In Hetzerath , a memorial
stele commemorates the deportation of 36 people from Erkelenz to Izbica.

In many cities there are stumbling blocks that name the deportation location Izbica in their inscriptions.

Several memorials commemorate the murdered. A memorial plaque was inaugurated on November 16, 2006 at the Jewish cemetery in Izbica. The Polish Chief Rabbi Michael Schudrich and the German Ambassador Reinhard Schweppe took part in the ceremony. The board tells the story of the former Jewish cemetery. On May 10, 2007, the Main Franconian municipalities erected a memorial stone for the deported Jews from the Franconian administrative districts on a small square in the village . It is a shell limestone block from Frickenhausen .
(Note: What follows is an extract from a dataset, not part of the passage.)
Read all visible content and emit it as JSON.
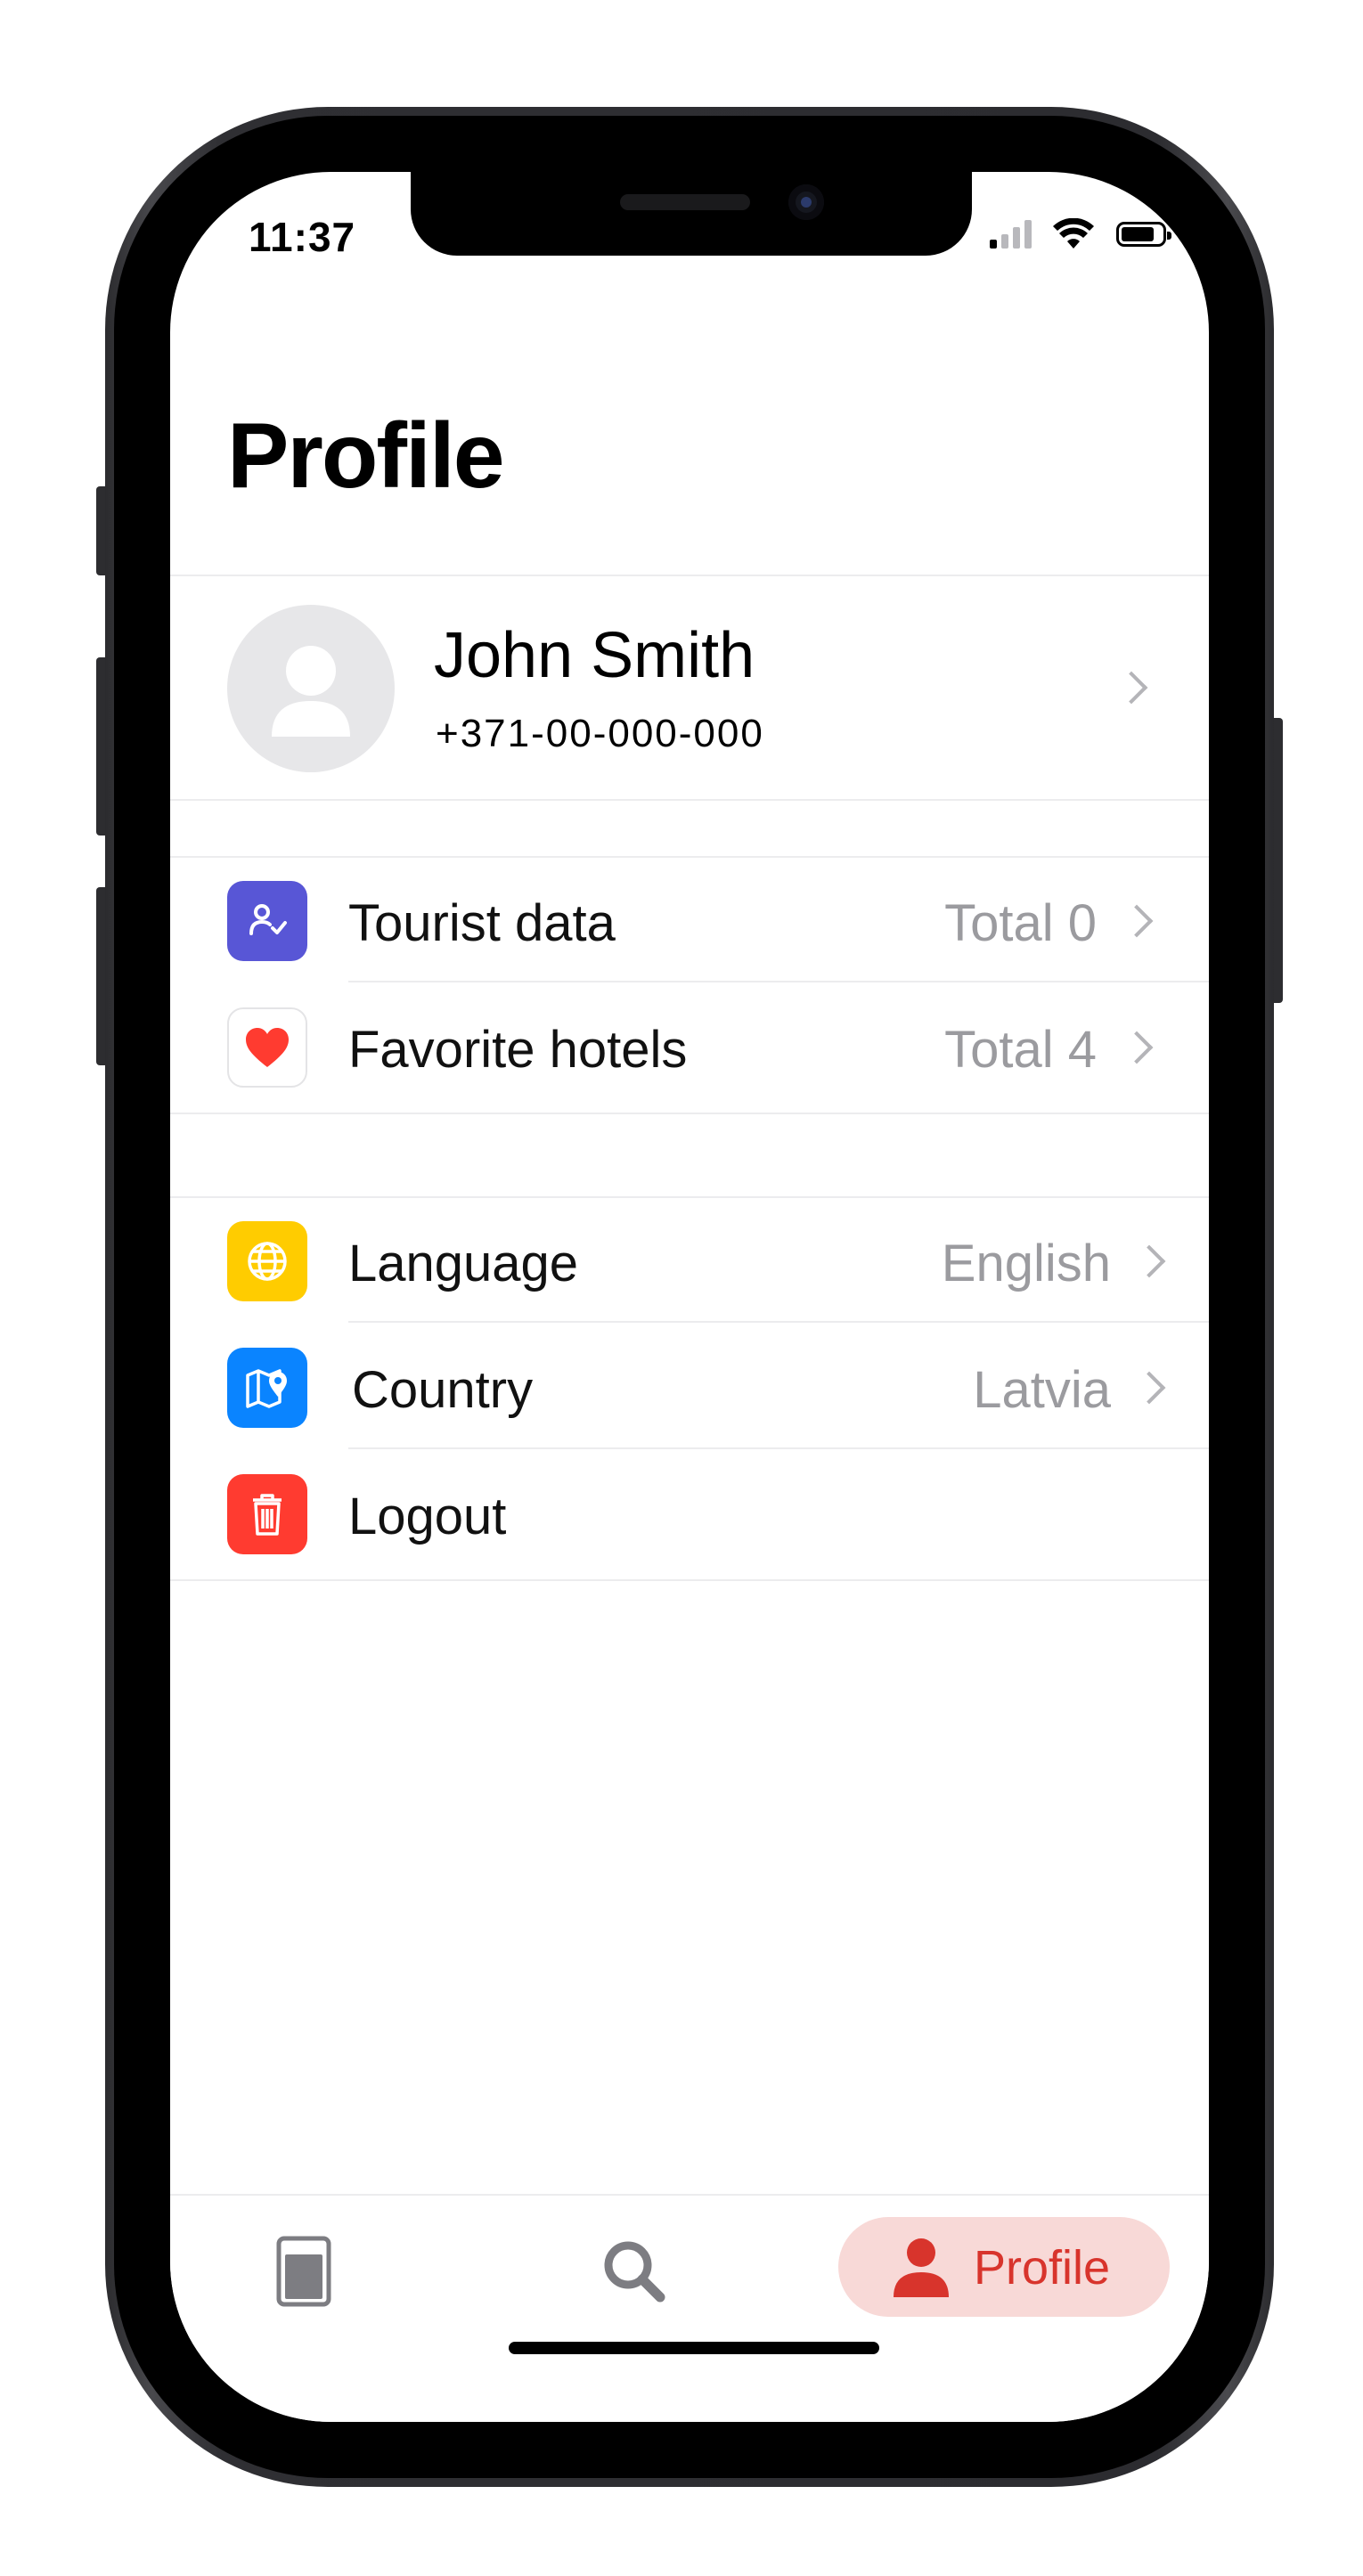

There is a stele in Hetzerath ( Erkelenz ). In Stuttgart, the memorial at the Nordbahnhof (North Railway Station ) reminds people of the deportation on April 26, 1942 to Izbica. On Bahnhof Wuppertal-Steinbeck an obelisk reminiscent of the deportees and their deportation places.

The memorial for the Austrian Jewish victims of the Shoah is also called Izbica.

Movie

  • Wolfgang Schoen, Frank Gutermuth (authors): Izbica - Turnstile of Death , TV documentary, D, 2006. (Film also about the bricked up tombstones)

Literature, sources

See also

Web links

Commons : Ghetto Izbica  - Collection of pictures, videos and audio files

Individual evidence

  1. rabinovici.at Doron Rabinovici: Instances of powerlessness. Vienna 1938–1945. The way to the Judenrat . Jewish publishing house in Suhrkamp, ​​2001
  2. Klaus-Peter Friedrich (editor): Poland: Generalgouvernement August 1941–1945 ( The persecution and murder of European Jews by National Socialist Germany 1933–1945 , Volume 9) Munich 2014, p. 224.
  3. Bogdan Musial : German civil administration and the persecution of Jews in the Generalgouvernement . Harrassowitz, Wiesbaden 1999, p. 99.
  4. Shoot into the crowd. The Justice Secretary Rudolf Rieger in Izbica . In: Der Spiegel . No. 34 , 1951 ( online ).
  5. Thomas Toivi sheet: Only the shadows remain. The uprising in the Sobibór extermination camp . 1st edition. Structure paperback, 2001, ISBN 978-3-7466-8068-2 (English: From the Ashes fo Sobibor . Translated by Monika Schmalz).
  6. Stephan Lehnstaedt: The core of the Holocaust. Belzec, Sobibór, Treblinka and Aktion Reinhardt. Munich 2017, ISBN 9783406707025 , p. 71.
  7. Stephan Lehnstaedt: The core of the Holocaust. Belzec, Sobibór, Treblinka and Aktion Reinhardt. Munich 2017, ISBN 9783406707025 , p. 71.
  8. ^ DasErste.de : TV documentary about Jewish gravestones for Gestapo prison ( Memento from December 2, 2009 in the Internet Archive )
  9. ^ A b Robert Kuwałek: The Transit Ghetto Izbica . In: bildungswerk-ks.de . Retrieved September 13, 2018.